A great example from my life is that many months ago, Catherine expressed an intense interest in Star Wars, one of my favorite movie series ever. She and Kyla had just bought me a Star Wars themed gift and she really wanted to know all about it. I talked to Kyla about it and she agreed that Catherine and I could watch the original, 1977 Star Wars movie together a few weekends later.
The day finally arrived and I was incredibly excited to share this bit of culture with my daughter. We had the popcorn popped, the pizza hot and ready, the volume on the TV up and the movie cued up and ready to go. It started with the John Williams trumpet fanfare and then the long scroll of bright words across a starry background began.
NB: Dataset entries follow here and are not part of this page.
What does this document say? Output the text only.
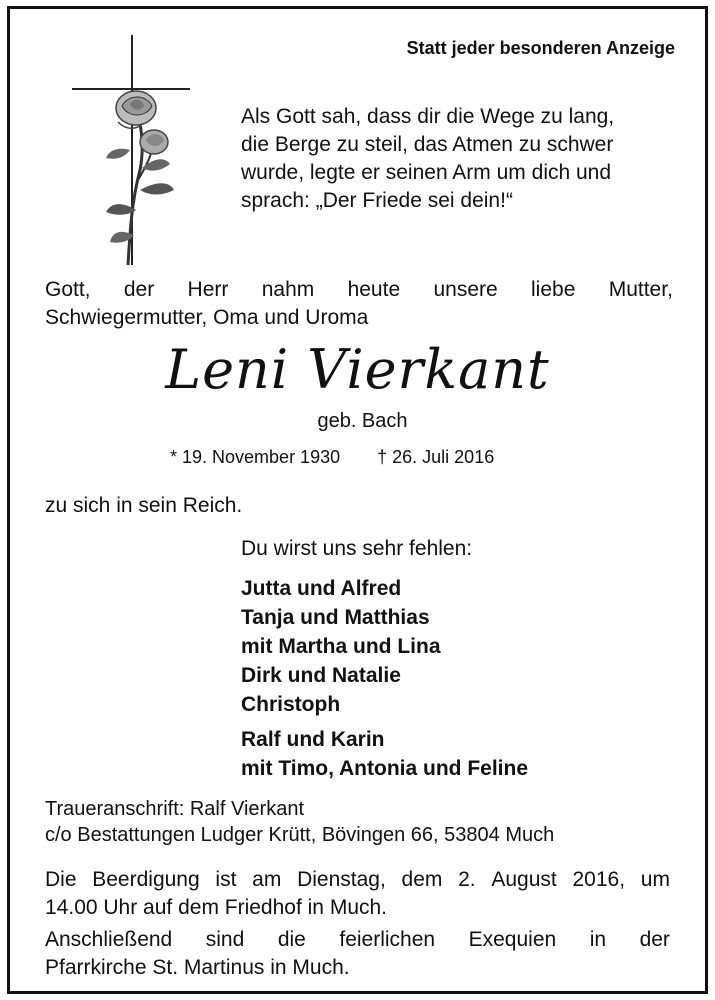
Statt jeder besonderen Anzeige
Als Gott sah, dass dir die Wege zu lang,
die Berge zu steil, das Atmen zu schwer
wurde, legte er seinen Arm um dich und
sprach: „Der Friede sei dein!“
Gott, der Herr nahm heute unsere liebe Mutter,
Schwiegermutter, Oma und Uroma
Leni Vierkant
geb. Bach
* 19. November 1930 † 26. Juli 2016
zu sich in sein Reich.
Du wirst uns sehr fehlen:
Jutta und Alfred
Tanja und Matthias
mit Martha und Lina
Dirk und Natalie
Christoph
Ralf und Karin
mit Timo, Antonia und Feline
Traueranschrift: Ralf Vierkant
c/o Bestattungen Ludger Krütt, Bövingen 66, 53804 Much
Die Beerdigung ist am Dienstag, dem 2. August 2016, um
14.00 Uhr auf dem Friedhof in Much.
Anschließend sind die feierlichen Exequien in der
Pfarrkirche St. Martinus in Much.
She watched with rapt attention as the first few scenes played out, but she became a bit restless after about 20 minutes of the movie. After a while, she wanted to ask me a question, so I paused the movie and gave her my attention.
“Daddy, can I go upstairs and play? This movie is boring.”
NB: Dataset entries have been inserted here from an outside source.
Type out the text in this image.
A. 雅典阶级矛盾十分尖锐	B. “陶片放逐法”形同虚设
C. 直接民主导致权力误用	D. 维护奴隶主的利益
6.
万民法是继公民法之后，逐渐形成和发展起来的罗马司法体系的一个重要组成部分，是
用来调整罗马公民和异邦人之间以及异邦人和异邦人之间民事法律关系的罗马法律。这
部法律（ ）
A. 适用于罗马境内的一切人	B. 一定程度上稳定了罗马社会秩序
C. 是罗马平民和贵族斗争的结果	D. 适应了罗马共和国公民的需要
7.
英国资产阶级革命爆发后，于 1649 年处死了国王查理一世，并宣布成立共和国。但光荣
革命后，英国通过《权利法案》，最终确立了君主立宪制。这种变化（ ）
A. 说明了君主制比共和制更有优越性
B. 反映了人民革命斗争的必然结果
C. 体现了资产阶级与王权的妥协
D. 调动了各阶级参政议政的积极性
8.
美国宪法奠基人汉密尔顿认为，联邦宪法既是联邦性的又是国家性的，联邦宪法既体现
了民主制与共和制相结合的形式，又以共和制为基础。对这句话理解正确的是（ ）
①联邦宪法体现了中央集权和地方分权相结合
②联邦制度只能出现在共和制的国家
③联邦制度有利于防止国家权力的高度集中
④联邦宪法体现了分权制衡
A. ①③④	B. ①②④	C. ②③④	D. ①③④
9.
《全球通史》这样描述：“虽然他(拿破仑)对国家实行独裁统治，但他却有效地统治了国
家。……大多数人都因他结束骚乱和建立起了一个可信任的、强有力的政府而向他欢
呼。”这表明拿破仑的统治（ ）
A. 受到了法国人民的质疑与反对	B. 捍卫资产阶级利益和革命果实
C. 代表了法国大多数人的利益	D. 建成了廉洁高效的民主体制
My heart almost broke. This moment that I had been anticipating with such excitement was over barely 20% of the way through. But in hindsight, that was the first moment that began to recognize that Catherine is figuring out who she is. She has relied on me a great deal for understanding that since she was born, but recently, her identity has begun solidifying within her, apart from the influence of me and Kyla. We never finished Star Wars, instead she’s watched most all of season one of “Glitter Force” a fashion focused kids show about five girls who turn into super heroes. -sigh-
But even though Catherine is beginning to craft her own opinions and develop her own points of view, the role of a parent is to continually be an influence throughout her life, even if she’s not excited about it (no, you can’t have halloween candy for breakfast!) I do this because I care about her, about her development, and about who she will become as an adult. And this is the hardest and most important work I do as a parent. Yet, even as I work, I am hopeful of the amazing woman she will become.
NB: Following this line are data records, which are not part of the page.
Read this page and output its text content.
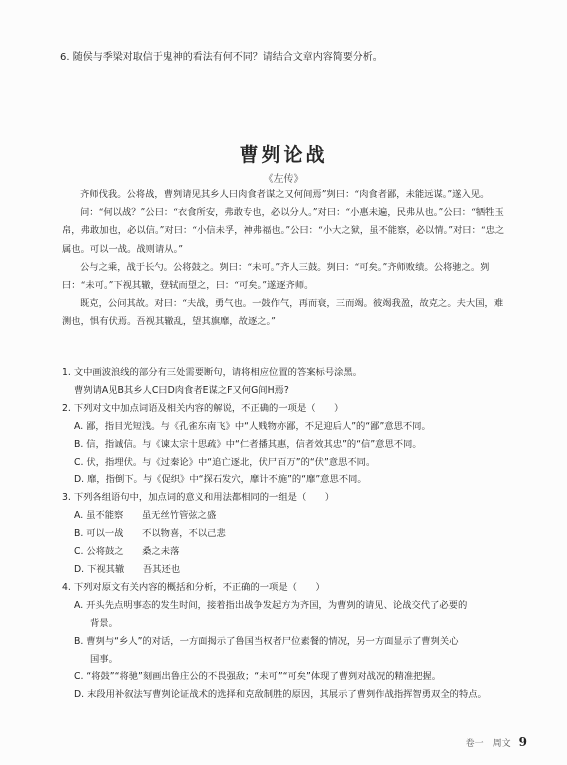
6. 随侯与季梁对取信于鬼神的看法有何不同？请结合文章内容简要分析。
曹刿论战
《左传》

齐师伐我。公将战，曹刿请见其乡人曰肉食者谋之又何间焉”刿曰：“肉食者鄙，未能远谋。”遂入见。

问：“何以战？”公曰：“衣食所安，弗敢专也，必以分人。”对曰：“小惠未遍，民弗从也。”公曰：“牺牲玉帛，弗敢加也，必以信。”对曰：“小信未孚，神弗福也。”公曰：“小大之狱，虽不能察，必以情。”对曰：“忠之属也。可以一战。战则请从。”

公与之乘，战于长勺。公将鼓之。刿曰：“未可。”齐人三鼓。刿曰：“可矣。”齐师败绩。公将驰之。刿曰：“未可。”下视其辙，登轼而望之，曰：“可矣。”遂逐齐师。

既克，公问其故。对曰：“夫战，勇气也。一鼓作气，再而衰，三而竭。彼竭我盈，故克之。夫大国，难测也，惧有伏焉。吾视其辙乱，望其旗靡，故逐之。”

1. 文中画波浪线的部分有三处需要断句，请将相应位置的答案标号涂黑。
曹刿请A见B其乡人C曰D肉食者E谋之F又何G间H焉?
2. 下列对文中加点词语及相关内容的解说，不正确的一项是（　　）
A. 鄙，指目光短浅。与《孔雀东南飞》中“人贱物亦鄙，不足迎后人”的“鄙”意思不同。
B. 信，指诚信。与《谏太宗十思疏》中“仁者播其惠，信者效其忠”的“信”意思不同。
C. 伏，指埋伏。与《过秦论》中“追亡逐北，伏尸百万”的“伏”意思不同。
D. 靡，指倒下。与《促织》中“探石发穴，靡计不施”的“靡”意思不同。
3. 下列各组语句中，加点词的意义和用法都相同的一组是（　　）
A. 虽不能察　　虽无丝竹管弦之盛
B. 可以一战　　不以物喜，不以己悲
C. 公将鼓之　　桑之未落
D. 下视其辙　　吾其还也
4. 下列对原文有关内容的概括和分析，不正确的一项是（　　）
A. 开头先点明事态的发生时间，接着指出战争发起方为齐国，为曹刿的请见、论战交代了必要的
背景。
B. 曹刿与“乡人”的对话，一方面揭示了鲁国当权者尸位素餐的情况，另一方面显示了曹刿关心
国事。
C. “将鼓”“将驰”刻画出鲁庄公的不畏强敌；“未可”“可矣”体现了曹刿对战况的精准把握。
D. 末段用补叙法写曹刿论证战术的选择和克敌制胜的原因，其展示了曹刿作战指挥智勇双全的特点。
卷一　周文 9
I cannot imagine the burden that Mary and Joseph carried as they recognized that they were rearing the son of God. In the beginning, they told him what to eat, when to go to bed, where to stand, and decided when he would go to the temple and when he wouldn’t. All of this was done so that Jesus would have a solid foundation for life and for his spirit when he would eventually come into his own and begin his ministry. God specifically designed for Jesus to be born into a faithful family so that he would know community, know tradition, know hard work, and know love and loss. Through it all, Mary and Joseph had hope in the work they did raising Jesus.
In much the same way, our lives of discipleship are ones where we are in continual development under the watchful gaze of Creator. God instills within us a curiosity and a desire to know and to grow. We spend a large portion of our lives “discovering” and better understanding ourselves and knowing our own desires and opinions and then we are off discovering and understanding who and what God is. It is then that our and God’s hopeful work begins, as we begin to move closer and closer in relationship with our Maker, our Sustainer, our Lord, and our King.
May God’s hopeful work begin anew within you as we seek the newborn king in this Advent Season.